The submission function should start nworkers processes in the platform, and append worker_args to the end of the other arguments.
Then you can simply call tracker.submit with fun_submit to submit jobs to the target platform
Note that the current rabit tracker does not restart a worker when it dies, the restart of a node is done by the platform, otherwise we should write the fail-restart logic in the custom script.
- Fail-restart is usually provided by most platforms.
- For example, mapreduce will restart a mapper when it fails
Fault Tolerance
This section introduces how fault tolerance works in rabit. The following figure shows how rabit deals with failures.
The scenario is as follows:
- Node 1 fails between the first and second call of Allreduce after the second checkpoint
- The other nodes wait in the call of the second Allreduce in order to help node 1 to recover.
- When node 1 restarts, it will call
LoadCheckPoint, and get the latest checkpoint from one of the existing nodes. - Then node 1 can start from the latest checkpoint and continue running.
- When node 1 calls the first Allreduce again, as the other nodes already know the result, node 1 can get it from one of them.
- When node 1 reaches the second Allreduce, the other nodes find out that node 1 has catched up and they can continue the program normally.

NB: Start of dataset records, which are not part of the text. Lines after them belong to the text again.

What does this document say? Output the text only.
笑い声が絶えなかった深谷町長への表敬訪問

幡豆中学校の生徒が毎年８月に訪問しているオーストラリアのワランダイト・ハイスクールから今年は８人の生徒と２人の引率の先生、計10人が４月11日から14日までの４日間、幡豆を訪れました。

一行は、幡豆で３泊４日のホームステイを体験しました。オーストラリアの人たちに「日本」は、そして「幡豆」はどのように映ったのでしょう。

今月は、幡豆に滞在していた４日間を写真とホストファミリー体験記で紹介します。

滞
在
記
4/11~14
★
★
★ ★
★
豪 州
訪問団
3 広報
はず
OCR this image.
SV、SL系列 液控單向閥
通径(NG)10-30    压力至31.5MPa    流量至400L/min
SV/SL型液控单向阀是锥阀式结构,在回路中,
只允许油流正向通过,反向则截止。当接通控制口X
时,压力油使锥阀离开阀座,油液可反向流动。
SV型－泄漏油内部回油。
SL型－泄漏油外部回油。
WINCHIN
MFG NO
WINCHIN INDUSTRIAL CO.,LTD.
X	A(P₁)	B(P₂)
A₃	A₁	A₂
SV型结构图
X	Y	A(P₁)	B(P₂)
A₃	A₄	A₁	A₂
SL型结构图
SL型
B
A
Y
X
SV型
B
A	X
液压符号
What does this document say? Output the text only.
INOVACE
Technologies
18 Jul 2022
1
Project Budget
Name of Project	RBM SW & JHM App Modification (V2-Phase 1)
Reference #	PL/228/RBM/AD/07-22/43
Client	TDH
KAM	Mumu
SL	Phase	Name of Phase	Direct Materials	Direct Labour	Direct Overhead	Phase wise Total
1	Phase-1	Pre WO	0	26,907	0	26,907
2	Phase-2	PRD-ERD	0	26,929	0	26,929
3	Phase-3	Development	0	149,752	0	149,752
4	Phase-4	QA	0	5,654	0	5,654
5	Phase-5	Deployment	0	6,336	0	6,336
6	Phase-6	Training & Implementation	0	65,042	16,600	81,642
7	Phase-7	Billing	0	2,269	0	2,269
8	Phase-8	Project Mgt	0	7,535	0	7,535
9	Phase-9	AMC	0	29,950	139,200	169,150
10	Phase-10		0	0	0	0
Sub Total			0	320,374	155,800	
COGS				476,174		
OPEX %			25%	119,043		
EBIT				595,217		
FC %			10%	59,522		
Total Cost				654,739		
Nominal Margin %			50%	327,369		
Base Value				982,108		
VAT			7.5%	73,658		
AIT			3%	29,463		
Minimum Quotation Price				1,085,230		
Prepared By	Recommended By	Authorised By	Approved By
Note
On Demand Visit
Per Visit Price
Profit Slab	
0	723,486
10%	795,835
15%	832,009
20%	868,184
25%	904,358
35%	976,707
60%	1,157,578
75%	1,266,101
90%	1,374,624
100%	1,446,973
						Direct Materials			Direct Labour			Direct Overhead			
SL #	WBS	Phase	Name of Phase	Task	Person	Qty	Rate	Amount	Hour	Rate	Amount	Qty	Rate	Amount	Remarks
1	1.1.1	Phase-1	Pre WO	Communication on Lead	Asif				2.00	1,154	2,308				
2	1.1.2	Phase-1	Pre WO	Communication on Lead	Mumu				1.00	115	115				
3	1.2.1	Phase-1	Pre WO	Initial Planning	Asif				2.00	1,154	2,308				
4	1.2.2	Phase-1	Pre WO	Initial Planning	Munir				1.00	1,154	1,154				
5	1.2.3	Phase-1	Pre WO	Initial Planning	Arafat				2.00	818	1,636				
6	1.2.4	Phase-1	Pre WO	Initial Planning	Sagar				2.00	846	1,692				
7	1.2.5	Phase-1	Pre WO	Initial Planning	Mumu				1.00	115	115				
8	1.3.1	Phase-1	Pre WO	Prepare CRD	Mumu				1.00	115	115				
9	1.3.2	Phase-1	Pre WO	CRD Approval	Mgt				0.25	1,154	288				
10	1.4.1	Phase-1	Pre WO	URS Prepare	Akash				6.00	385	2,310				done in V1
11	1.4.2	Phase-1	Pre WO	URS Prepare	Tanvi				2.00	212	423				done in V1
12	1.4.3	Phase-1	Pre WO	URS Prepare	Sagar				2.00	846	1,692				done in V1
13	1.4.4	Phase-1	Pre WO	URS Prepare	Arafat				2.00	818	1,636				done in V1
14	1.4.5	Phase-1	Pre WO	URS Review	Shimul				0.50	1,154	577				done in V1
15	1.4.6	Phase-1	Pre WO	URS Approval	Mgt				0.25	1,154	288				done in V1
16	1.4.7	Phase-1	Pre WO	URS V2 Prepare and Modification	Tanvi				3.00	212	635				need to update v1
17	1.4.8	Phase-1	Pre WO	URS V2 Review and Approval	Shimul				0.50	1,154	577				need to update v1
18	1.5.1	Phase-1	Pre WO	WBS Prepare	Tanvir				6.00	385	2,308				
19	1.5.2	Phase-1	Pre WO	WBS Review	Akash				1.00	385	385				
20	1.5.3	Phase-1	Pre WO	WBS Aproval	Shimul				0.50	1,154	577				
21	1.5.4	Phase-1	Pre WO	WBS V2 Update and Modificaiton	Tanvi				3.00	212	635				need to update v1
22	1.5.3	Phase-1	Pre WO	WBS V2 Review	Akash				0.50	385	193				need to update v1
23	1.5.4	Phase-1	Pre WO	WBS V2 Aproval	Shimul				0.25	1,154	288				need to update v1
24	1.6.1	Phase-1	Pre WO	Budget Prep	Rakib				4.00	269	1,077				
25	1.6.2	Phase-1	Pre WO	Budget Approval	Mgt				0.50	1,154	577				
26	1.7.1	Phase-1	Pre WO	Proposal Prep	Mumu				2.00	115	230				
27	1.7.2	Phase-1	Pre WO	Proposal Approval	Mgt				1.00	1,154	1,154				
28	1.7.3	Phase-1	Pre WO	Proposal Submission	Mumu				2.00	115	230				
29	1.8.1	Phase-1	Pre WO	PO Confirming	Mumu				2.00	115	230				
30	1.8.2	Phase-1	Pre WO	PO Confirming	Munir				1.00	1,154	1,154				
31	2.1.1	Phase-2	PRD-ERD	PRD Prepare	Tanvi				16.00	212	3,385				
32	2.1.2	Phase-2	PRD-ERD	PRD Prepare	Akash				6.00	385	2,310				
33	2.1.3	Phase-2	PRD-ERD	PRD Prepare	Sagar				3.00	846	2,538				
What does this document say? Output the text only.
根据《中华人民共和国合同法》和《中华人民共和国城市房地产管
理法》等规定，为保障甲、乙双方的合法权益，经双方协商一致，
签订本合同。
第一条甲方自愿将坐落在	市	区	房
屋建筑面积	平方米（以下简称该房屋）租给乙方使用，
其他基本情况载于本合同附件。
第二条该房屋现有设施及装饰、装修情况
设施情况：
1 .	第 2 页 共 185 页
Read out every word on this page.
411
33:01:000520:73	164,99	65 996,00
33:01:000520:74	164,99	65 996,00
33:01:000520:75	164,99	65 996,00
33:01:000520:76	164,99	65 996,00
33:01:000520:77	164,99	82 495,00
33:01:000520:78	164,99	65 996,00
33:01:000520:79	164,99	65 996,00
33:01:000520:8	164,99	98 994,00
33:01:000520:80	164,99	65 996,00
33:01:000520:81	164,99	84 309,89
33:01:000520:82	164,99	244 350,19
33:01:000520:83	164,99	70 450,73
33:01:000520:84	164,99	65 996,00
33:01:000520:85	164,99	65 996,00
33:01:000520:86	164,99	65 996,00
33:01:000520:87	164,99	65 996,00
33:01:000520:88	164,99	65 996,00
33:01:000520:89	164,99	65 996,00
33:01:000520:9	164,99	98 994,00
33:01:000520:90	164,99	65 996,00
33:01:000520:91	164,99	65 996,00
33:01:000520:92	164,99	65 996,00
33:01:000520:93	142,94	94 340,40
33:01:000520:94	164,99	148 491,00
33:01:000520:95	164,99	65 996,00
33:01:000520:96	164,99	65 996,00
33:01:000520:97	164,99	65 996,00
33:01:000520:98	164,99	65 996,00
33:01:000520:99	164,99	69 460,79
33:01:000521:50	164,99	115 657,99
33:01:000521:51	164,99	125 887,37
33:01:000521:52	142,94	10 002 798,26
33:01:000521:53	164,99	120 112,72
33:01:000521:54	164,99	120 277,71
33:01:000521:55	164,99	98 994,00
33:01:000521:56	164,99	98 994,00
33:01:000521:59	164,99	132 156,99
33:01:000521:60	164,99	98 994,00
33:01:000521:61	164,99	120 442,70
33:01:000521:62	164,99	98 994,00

This fault tolerance model is based on a key property of Allreduce and Broadcast: All the nodes get the same result after calling Allreduce/Broadcast. Because of this property, any node can record the results of history Allreduce/Broadcast calls. When a node is recovered, it can fetch the lost results from some alive nodes and rebuild its model.
The checkpoint is introduced so that we can discard the history results of Allreduce/Broadcast calls before the latest checkpoint. This saves memory consumption used for backup. The checkpoint of each node is a model defined by users and can be split into 2 parts: a global model and a local model. The global model is shared by all nodes and can be backed up by any nodes. The local model of a node is replicated to some other nodes (selected using a ring replication strategy). The checkpoint is only saved in the memory without touching the disk which makes rabit programs more efficient. The strategy of rabit is different from the fail-restart strategy where all the nodes restart from the same checkpoint when any of them fail. In rabit, all the alive nodes will block in the Allreduce call and help the recovery. To catch up, the recovered node fetches its latest checkpoint and the results of Allreduce/Broadcast calls after the checkpoint from some alive nodes.
This is just a conceptual introduction to rabit's fault tolerance model. The actual implementation is more sophisticated, and can deal with more complicated cases such as multiple nodes failure and node failure during recovery phase.
Python Wrapper
In order to make the library available for a wider range of developers, we decided to provide a python wrapper to our C++ code.
Developers can now program rabit applications in Python! We provide a couple of examples:
- ./basic.py : ./basic.cc counterpart, explained above.
- ./broadcast.py : ./broadcast.cc counterpart, explained above.